Portrait © Guram Muradov

Gvantsa Jobava a été récemment élue Présidente de l’Union internationale des éditeurs (UIE). Nous la remercions d’avoir répondu aux questions de l’équipe du Syndicat national de l’édition, ci-dessous.

 

En tant que Présidente de l’UIE nouvellement élue, comment voulez-vous mener votre mandat ?

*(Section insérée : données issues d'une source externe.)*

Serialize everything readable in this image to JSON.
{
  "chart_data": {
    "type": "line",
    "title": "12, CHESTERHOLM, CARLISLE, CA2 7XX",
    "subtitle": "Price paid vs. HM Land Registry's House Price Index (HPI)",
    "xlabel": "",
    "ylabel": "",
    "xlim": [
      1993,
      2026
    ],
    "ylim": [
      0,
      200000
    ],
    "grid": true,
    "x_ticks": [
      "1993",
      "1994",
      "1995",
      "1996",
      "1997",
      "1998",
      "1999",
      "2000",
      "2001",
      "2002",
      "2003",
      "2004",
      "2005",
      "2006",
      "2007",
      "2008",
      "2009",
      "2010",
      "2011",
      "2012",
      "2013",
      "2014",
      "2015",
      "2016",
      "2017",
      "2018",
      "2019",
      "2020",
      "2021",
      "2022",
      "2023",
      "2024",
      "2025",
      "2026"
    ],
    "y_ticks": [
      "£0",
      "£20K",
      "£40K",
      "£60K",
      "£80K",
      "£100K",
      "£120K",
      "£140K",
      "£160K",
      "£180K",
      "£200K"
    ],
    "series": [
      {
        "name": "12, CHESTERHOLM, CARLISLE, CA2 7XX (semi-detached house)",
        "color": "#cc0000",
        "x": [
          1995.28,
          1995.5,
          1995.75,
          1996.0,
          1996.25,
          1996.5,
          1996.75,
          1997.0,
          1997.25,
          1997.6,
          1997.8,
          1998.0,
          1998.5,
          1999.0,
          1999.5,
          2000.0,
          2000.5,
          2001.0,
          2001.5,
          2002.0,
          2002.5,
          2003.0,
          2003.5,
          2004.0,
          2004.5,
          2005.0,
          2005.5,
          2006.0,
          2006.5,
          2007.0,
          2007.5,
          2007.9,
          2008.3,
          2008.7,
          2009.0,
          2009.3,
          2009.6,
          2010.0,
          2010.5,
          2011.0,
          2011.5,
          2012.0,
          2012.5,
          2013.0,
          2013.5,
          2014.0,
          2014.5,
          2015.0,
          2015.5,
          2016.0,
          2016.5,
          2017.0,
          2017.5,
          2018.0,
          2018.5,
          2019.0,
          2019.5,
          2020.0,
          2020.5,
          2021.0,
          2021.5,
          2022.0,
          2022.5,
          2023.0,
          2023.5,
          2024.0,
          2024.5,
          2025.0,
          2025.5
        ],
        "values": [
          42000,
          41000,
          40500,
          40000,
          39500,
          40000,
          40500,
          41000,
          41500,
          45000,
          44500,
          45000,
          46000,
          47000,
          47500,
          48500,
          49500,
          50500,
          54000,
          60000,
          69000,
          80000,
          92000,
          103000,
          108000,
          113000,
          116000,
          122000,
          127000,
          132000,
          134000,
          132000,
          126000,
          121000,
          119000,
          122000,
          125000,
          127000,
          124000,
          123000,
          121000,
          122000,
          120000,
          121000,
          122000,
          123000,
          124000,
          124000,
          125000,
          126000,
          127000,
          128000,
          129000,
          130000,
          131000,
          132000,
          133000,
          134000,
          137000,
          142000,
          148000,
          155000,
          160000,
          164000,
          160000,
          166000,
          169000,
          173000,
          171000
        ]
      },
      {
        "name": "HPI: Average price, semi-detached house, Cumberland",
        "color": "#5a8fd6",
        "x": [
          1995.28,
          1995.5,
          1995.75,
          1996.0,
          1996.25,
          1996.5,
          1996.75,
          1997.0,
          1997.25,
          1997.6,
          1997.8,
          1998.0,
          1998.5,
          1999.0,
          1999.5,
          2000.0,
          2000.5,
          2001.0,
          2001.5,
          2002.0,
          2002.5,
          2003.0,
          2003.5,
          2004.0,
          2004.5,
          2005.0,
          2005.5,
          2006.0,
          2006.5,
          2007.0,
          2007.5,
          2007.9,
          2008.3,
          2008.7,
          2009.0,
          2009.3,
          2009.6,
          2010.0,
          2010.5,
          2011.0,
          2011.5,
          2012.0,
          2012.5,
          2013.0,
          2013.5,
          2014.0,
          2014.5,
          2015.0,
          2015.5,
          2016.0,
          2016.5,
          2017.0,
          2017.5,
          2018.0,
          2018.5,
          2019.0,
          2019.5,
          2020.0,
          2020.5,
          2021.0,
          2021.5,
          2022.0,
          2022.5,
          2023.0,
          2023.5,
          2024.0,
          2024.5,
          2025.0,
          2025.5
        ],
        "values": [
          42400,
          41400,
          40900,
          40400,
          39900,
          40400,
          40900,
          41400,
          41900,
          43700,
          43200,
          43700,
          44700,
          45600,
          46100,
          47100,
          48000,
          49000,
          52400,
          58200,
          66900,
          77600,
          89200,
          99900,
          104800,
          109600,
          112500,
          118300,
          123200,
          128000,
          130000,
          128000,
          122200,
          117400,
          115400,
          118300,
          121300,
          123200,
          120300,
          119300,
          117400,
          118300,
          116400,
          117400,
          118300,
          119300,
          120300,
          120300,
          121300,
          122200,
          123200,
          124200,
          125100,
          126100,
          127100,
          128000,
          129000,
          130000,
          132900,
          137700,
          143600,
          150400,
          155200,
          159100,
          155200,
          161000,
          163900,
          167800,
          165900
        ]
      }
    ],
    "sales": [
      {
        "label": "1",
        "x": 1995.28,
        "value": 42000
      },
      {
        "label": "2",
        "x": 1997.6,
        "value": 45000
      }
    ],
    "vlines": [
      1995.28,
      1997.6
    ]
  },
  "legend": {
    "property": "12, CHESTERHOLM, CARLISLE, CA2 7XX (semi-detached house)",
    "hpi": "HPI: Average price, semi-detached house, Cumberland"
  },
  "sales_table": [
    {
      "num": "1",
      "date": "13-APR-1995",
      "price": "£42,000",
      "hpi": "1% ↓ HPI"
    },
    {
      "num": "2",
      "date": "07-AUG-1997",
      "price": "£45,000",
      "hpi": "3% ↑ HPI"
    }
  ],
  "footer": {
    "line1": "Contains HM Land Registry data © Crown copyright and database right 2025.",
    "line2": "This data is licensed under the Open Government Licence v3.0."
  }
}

Je serai présidente de l’UIE pour les deux prochaines années et, à bien des égards, je vais m’appuyer sur le travail de mes prédécesseures, deux autres présidentes de l’IPA – Karine Pansa et Bodour Al Qasimi. Nos piliers resteront la promotion du droit d’auteur et la protection de la liberté de publier. Je reviendrai plus tard sur la liberté de publier, mais en ce qui concerne le droit d’auteur, les discussions à l’Organisation mondiale de la propriété intellectuelle (OMPI) nécessiteront une attention particulière. Le développement de l’intelligence artificielle générative reste un domaine où il est crucial de défendre la transparence de l’utilisation des œuvres pour l’entraînement ainsi que la nécessité de licences. Enfin, la piraterie reste un défi dans de nombreux marchés, et nous pouvons continuer à échanger nos bonnes pratiques à ce sujet. Bien sûr, le travail de l’UIE ne s’arrête pas à nos piliers. Nous continuerons également à soutenir nos membres sur des sujets comme l’accessibilité (notamment avec l’entrée en vigueur de la loi européenne sur l’accessibilité), la durabilité, la diversité et les données.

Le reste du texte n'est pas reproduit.